The Third Avenue Historic District in Sturgeon Bay, Wisconsin is a historic district which was listed on the National Register of Historic Places in 1983.

It is a mixed business and residential district including the 1872 John Masse Hardware-Tin Shop, the Queen Anne Wegener Business Block built in the 1880s and 1890s, the 1906 Neoclassical Merchant's Exchange Bank, and the 1935 Art Moderne George Draeb Jewelry Store. It was listed on the National Register of Historic Places in 1983 and on the State Register of Historic Places in 1989.

The district is roughly bounded by Kentucky St., N. 2nd, N. 3rd, and S. 3rd Avenues, and included 38 contributing buildings.
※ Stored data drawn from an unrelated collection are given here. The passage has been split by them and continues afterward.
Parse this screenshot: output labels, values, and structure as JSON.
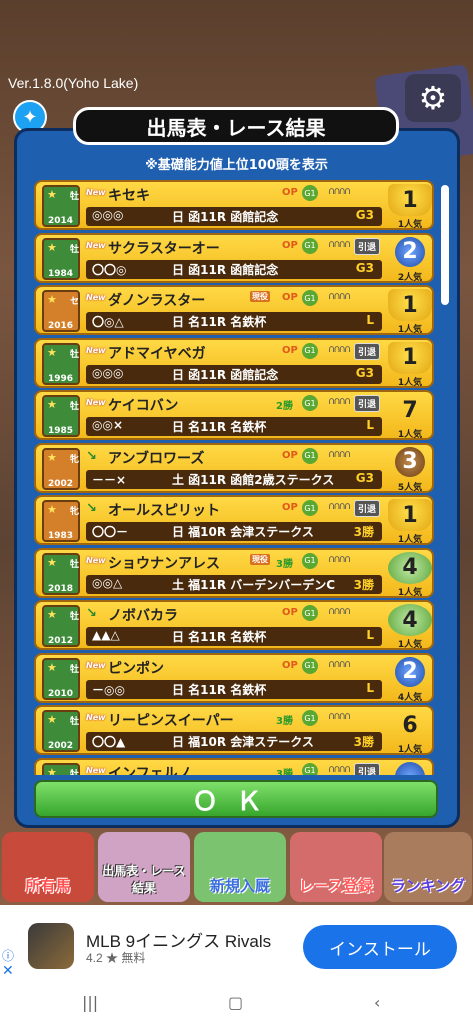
{
  "version": "Ver.1.8.0(Yoho Lake)",
  "dialog": {
    "title": "出馬表・レース結果",
    "subtitle": "※基礎能力値上位100頭を表示",
    "ok_label": "ＯＫ"
  },
  "horses": [
    {
      "name": "キセキ",
      "sex": "牡",
      "year": "2014",
      "prefix": "New",
      "tag": "OP",
      "marks": "◎◎◎",
      "race": "日 函11R 函館記念",
      "grade": "G3",
      "rank": "1",
      "pop": "1人気",
      "retired": false,
      "genki": false,
      "rank_type": "gold"
    },
    {
      "name": "サクラスターオー",
      "sex": "牡",
      "year": "1984",
      "prefix": "New",
      "tag": "OP",
      "marks": "〇〇◎",
      "race": "日 函11R 函館記念",
      "grade": "G3",
      "rank": "2",
      "pop": "2人気",
      "retired": true,
      "genki": false,
      "rank_type": "blue"
    },
    {
      "name": "ダノンラスター",
      "sex": "セ",
      "year": "2016",
      "prefix": "New",
      "tag": "OP",
      "marks": "〇◎△",
      "race": "日 名11R 名鉄杯",
      "grade": "L",
      "rank": "1",
      "pop": "1人気",
      "retired": false,
      "genki": true,
      "rank_type": "gold"
    },
    {
      "name": "アドマイヤベガ",
      "sex": "牡",
      "year": "1996",
      "prefix": "New",
      "tag": "OP",
      "marks": "◎◎◎",
      "race": "日 函11R 函館記念",
      "grade": "G3",
      "rank": "1",
      "pop": "1人気",
      "retired": true,
      "genki": false,
      "rank_type": "gold"
    },
    {
      "name": "ケイコバン",
      "sex": "牡",
      "year": "1985",
      "prefix": "New",
      "tag": "2勝",
      "marks": "◎◎×",
      "race": "日 名11R 名鉄杯",
      "grade": "L",
      "rank": "7",
      "pop": "1人気",
      "retired": true,
      "genki": false,
      "rank_type": "plain"
    },
    {
      "name": "アンブロワーズ",
      "sex": "牝",
      "year": "2002",
      "prefix": "↘",
      "tag": "OP",
      "marks": "－－×",
      "race": "土 函11R 函館2歳ステークス",
      "grade": "G3",
      "rank": "3",
      "pop": "5人気",
      "retired": false,
      "genki": false,
      "rank_type": "bronze"
    },
    {
      "name": "オールスピリット",
      "sex": "牝",
      "year": "1983",
      "prefix": "↘",
      "tag": "OP",
      "marks": "〇〇－",
      "race": "日 福10R 会津ステークス",
      "grade": "3勝",
      "rank": "1",
      "pop": "1人気",
      "retired": true,
      "genki": false,
      "rank_type": "gold"
    },
    {
      "name": "ショウナンアレス",
      "sex": "牡",
      "year": "2018",
      "prefix": "New",
      "tag": "3勝",
      "marks": "◎◎△",
      "race": "土 福11R バーデンバーデンC",
      "grade": "3勝",
      "rank": "4",
      "pop": "1人気",
      "retired": false,
      "genki": true,
      "rank_type": "wreath"
    },
    {
      "name": "ノボバカラ",
      "sex": "牡",
      "year": "2012",
      "prefix": "↘",
      "tag": "OP",
      "marks": "▲▲△",
      "race": "日 名11R 名鉄杯",
      "grade": "L",
      "rank": "4",
      "pop": "1人気",
      "retired": false,
      "genki": false,
      "rank_type": "wreath"
    },
    {
      "name": "ピンポン",
      "sex": "牡",
      "year": "2010",
      "prefix": "New",
      "tag": "OP",
      "marks": "－◎◎",
      "race": "日 名11R 名鉄杯",
      "grade": "L",
      "rank": "2",
      "pop": "4人気",
      "retired": false,
      "genki": false,
      "rank_type": "blue"
    },
    {
      "name": "リーピンスイーパー",
      "sex": "牡",
      "year": "2002",
      "prefix": "New",
      "tag": "3勝",
      "marks": "〇〇▲",
      "race": "日 福10R 会津ステークス",
      "grade": "3勝",
      "rank": "6",
      "pop": "1人気",
      "retired": false,
      "genki": false,
      "rank_type": "plain"
    },
    {
      "name": "インフェルノ",
      "sex": "牡",
      "year": "",
      "prefix": "New",
      "tag": "3勝",
      "marks": "",
      "race": "",
      "grade": "",
      "rank": "",
      "pop": "",
      "retired": true,
      "genki": false,
      "rank_type": "blue"
    }
  ],
  "labels": {
    "genki": "現役",
    "retired": "引退"
  },
  "nav": [
    "所有馬",
    "出馬表・レース結果",
    "新規入厩",
    "レース登録",
    "ランキング"
  ],
  "ad": {
    "title": "MLB 9イニングス Rivals",
    "rating": "4.2 ★ 無料",
    "button": "インストール"
  }
}
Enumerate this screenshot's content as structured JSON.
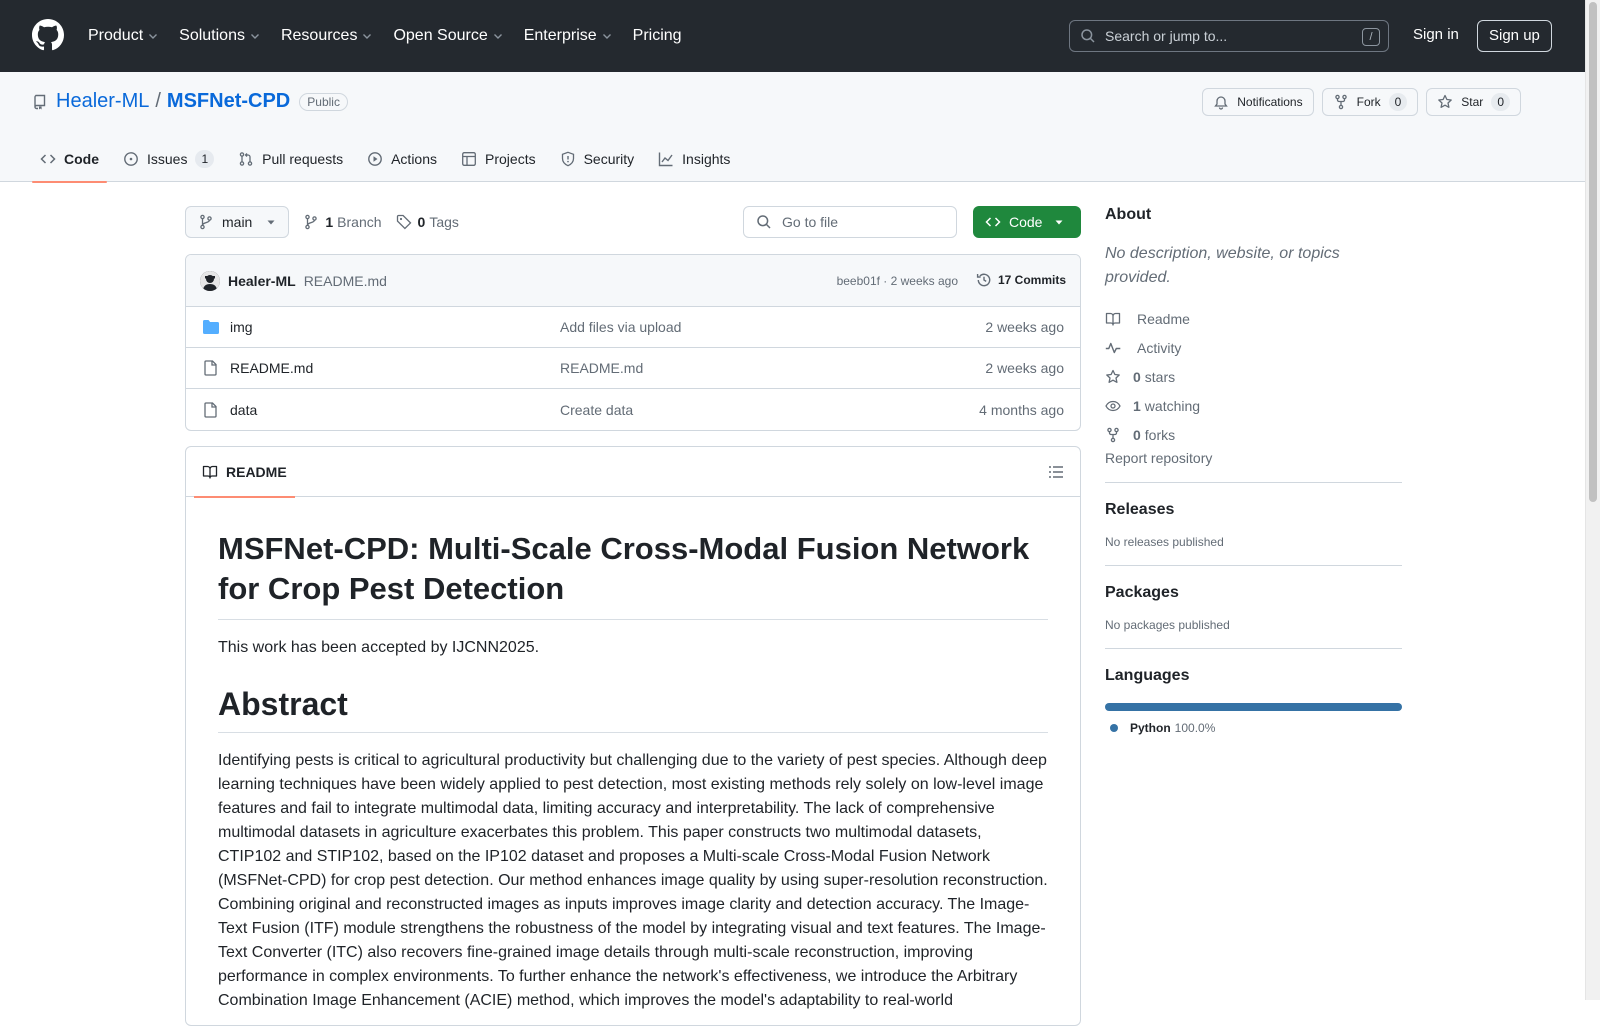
{
  "header": {
    "nav": [
      {
        "label": "Product",
        "dropdown": true
      },
      {
        "label": "Solutions",
        "dropdown": true
      },
      {
        "label": "Resources",
        "dropdown": true
      },
      {
        "label": "Open Source",
        "dropdown": true
      },
      {
        "label": "Enterprise",
        "dropdown": true
      },
      {
        "label": "Pricing",
        "dropdown": false
      }
    ],
    "search_placeholder": "Search or jump to...",
    "search_key": "/",
    "sign_in": "Sign in",
    "sign_up": "Sign up"
  },
  "repo": {
    "owner": "Healer-ML",
    "separator": "/",
    "name": "MSFNet-CPD",
    "visibility": "Public",
    "notifications_label": "Notifications",
    "fork_label": "Fork",
    "fork_count": "0",
    "star_label": "Star",
    "star_count": "0"
  },
  "tabs": [
    {
      "label": "Code",
      "icon": "code-icon",
      "active": true
    },
    {
      "label": "Issues",
      "icon": "issue-icon",
      "count": "1"
    },
    {
      "label": "Pull requests",
      "icon": "pull-request-icon"
    },
    {
      "label": "Actions",
      "icon": "play-icon"
    },
    {
      "label": "Projects",
      "icon": "table-icon"
    },
    {
      "label": "Security",
      "icon": "shield-icon"
    },
    {
      "label": "Insights",
      "icon": "graph-icon"
    }
  ],
  "toolbar": {
    "branch": "main",
    "branch_count": "1",
    "branch_label": "Branch",
    "tag_count": "0",
    "tag_label": "Tags",
    "goto_placeholder": "Go to file",
    "code_label": "Code"
  },
  "commit": {
    "author": "Healer-ML",
    "message": "README.md",
    "meta": "beeb01f · 2 weeks ago",
    "commits_label": "17 Commits"
  },
  "files": [
    {
      "name": "img",
      "type": "folder",
      "message": "Add files via upload",
      "age": "2 weeks ago"
    },
    {
      "name": "README.md",
      "type": "file",
      "message": "README.md",
      "age": "2 weeks ago"
    },
    {
      "name": "data",
      "type": "file",
      "message": "Create data",
      "age": "4 months ago"
    }
  ],
  "readme": {
    "tab_label": "README",
    "title": "MSFNet-CPD: Multi-Scale Cross-Modal Fusion Network for Crop Pest Detection",
    "accepted": "This work has been accepted by IJCNN2025.",
    "abstract_heading": "Abstract",
    "abstract": "Identifying pests is critical to agricultural productivity but challenging due to the variety of pest species. Although deep learning techniques have been widely applied to pest detection, most existing methods rely solely on low-level image features and fail to integrate multimodal data, limiting accuracy and interpretability. The lack of comprehensive multimodal datasets in agriculture exacerbates this problem. This paper constructs two multimodal datasets, CTIP102 and STIP102, based on the IP102 dataset and proposes a Multi-scale Cross-Modal Fusion Network (MSFNet-CPD) for crop pest detection. Our method enhances image quality by using super-resolution reconstruction. Combining original and reconstructed images as inputs improves image clarity and detection accuracy. The Image-Text Fusion (ITF) module strengthens the robustness of the model by integrating visual and text features. The Image-Text Converter (ITC) also recovers fine-grained image details through multi-scale reconstruction, improving performance in complex environments. To further enhance the network's effectiveness, we introduce the Arbitrary Combination Image Enhancement (ACIE) method, which improves the model's adaptability to real-world"
  },
  "sidebar": {
    "about_heading": "About",
    "about_desc": "No description, website, or topics provided.",
    "items": [
      {
        "icon": "book-icon",
        "count": "",
        "label": "Readme"
      },
      {
        "icon": "pulse-icon",
        "count": "",
        "label": "Activity"
      },
      {
        "icon": "star-icon",
        "count": "0",
        "label": "stars"
      },
      {
        "icon": "eye-icon",
        "count": "1",
        "label": "watching"
      },
      {
        "icon": "fork-icon",
        "count": "0",
        "label": "forks"
      }
    ],
    "report": "Report repository",
    "releases_heading": "Releases",
    "releases_text": "No releases published",
    "packages_heading": "Packages",
    "packages_text": "No packages published",
    "languages_heading": "Languages",
    "languages": [
      {
        "name": "Python",
        "percent": "100.0%",
        "color": "#3572a5"
      }
    ]
  },
  "colors": {
    "header_bg": "#24292f",
    "link": "#0969da",
    "primary_button": "#1f883d",
    "tab_underline": "#fd8c73"
  }
}
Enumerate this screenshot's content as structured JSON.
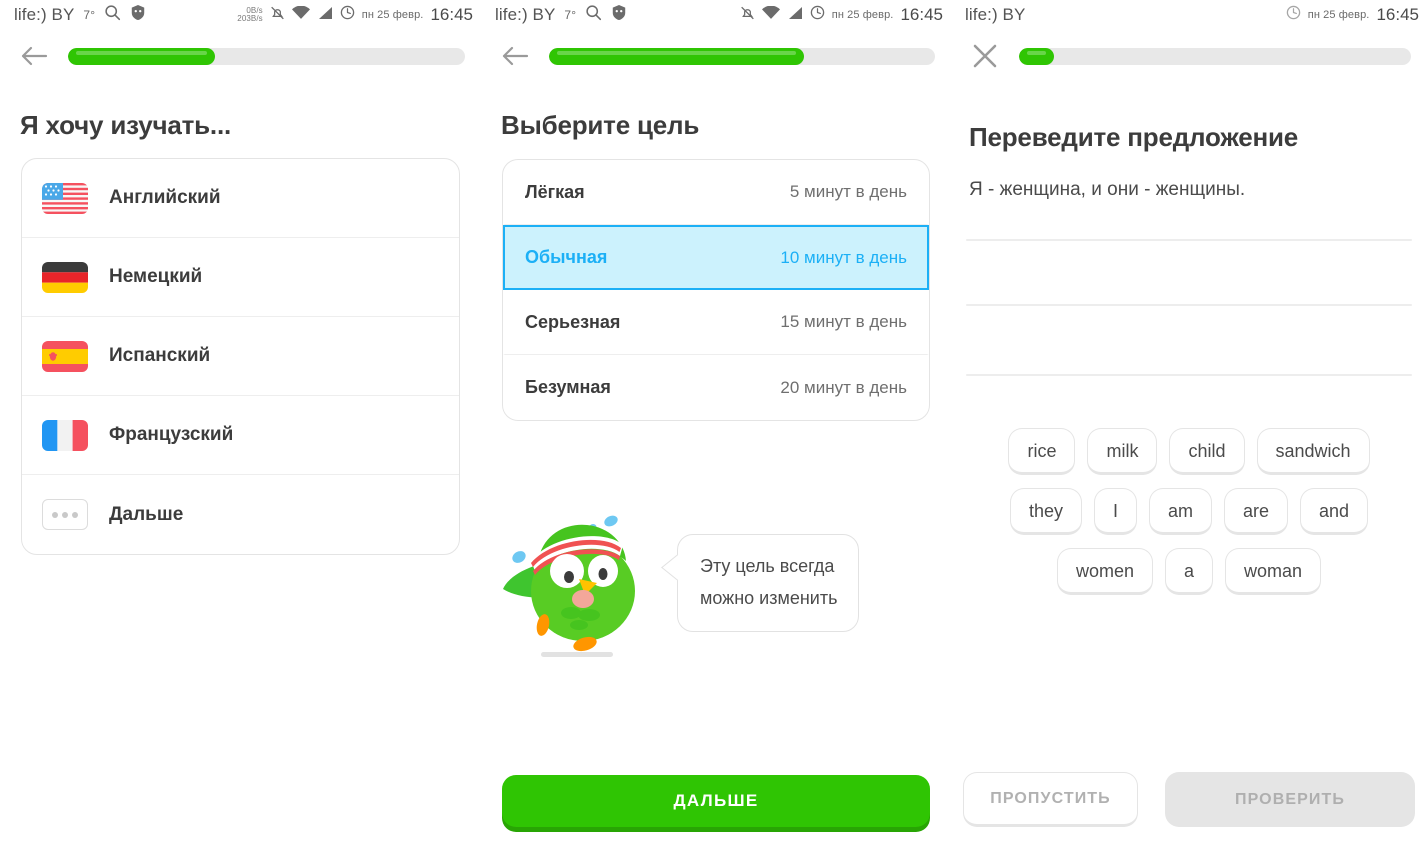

It includes examples of Classical Revival and Queen Anne architecture.

Most of the district's buildings "are faced with cream or vermilion colored brick or light grey limestone, stand two or two and one-half stories high, and are crowned with ornate cornices of pressed metal or corbelled brickwork. By 1910, this basic type of building replaced an earlier generation of frame stores, as well as houses comparable to those still standing within the District on Second Avenue." A notable exception is the wood-clad John Masse Hardware and Tin Shop (built 1872, remodelled 1893), at 22 S. Third Avenue.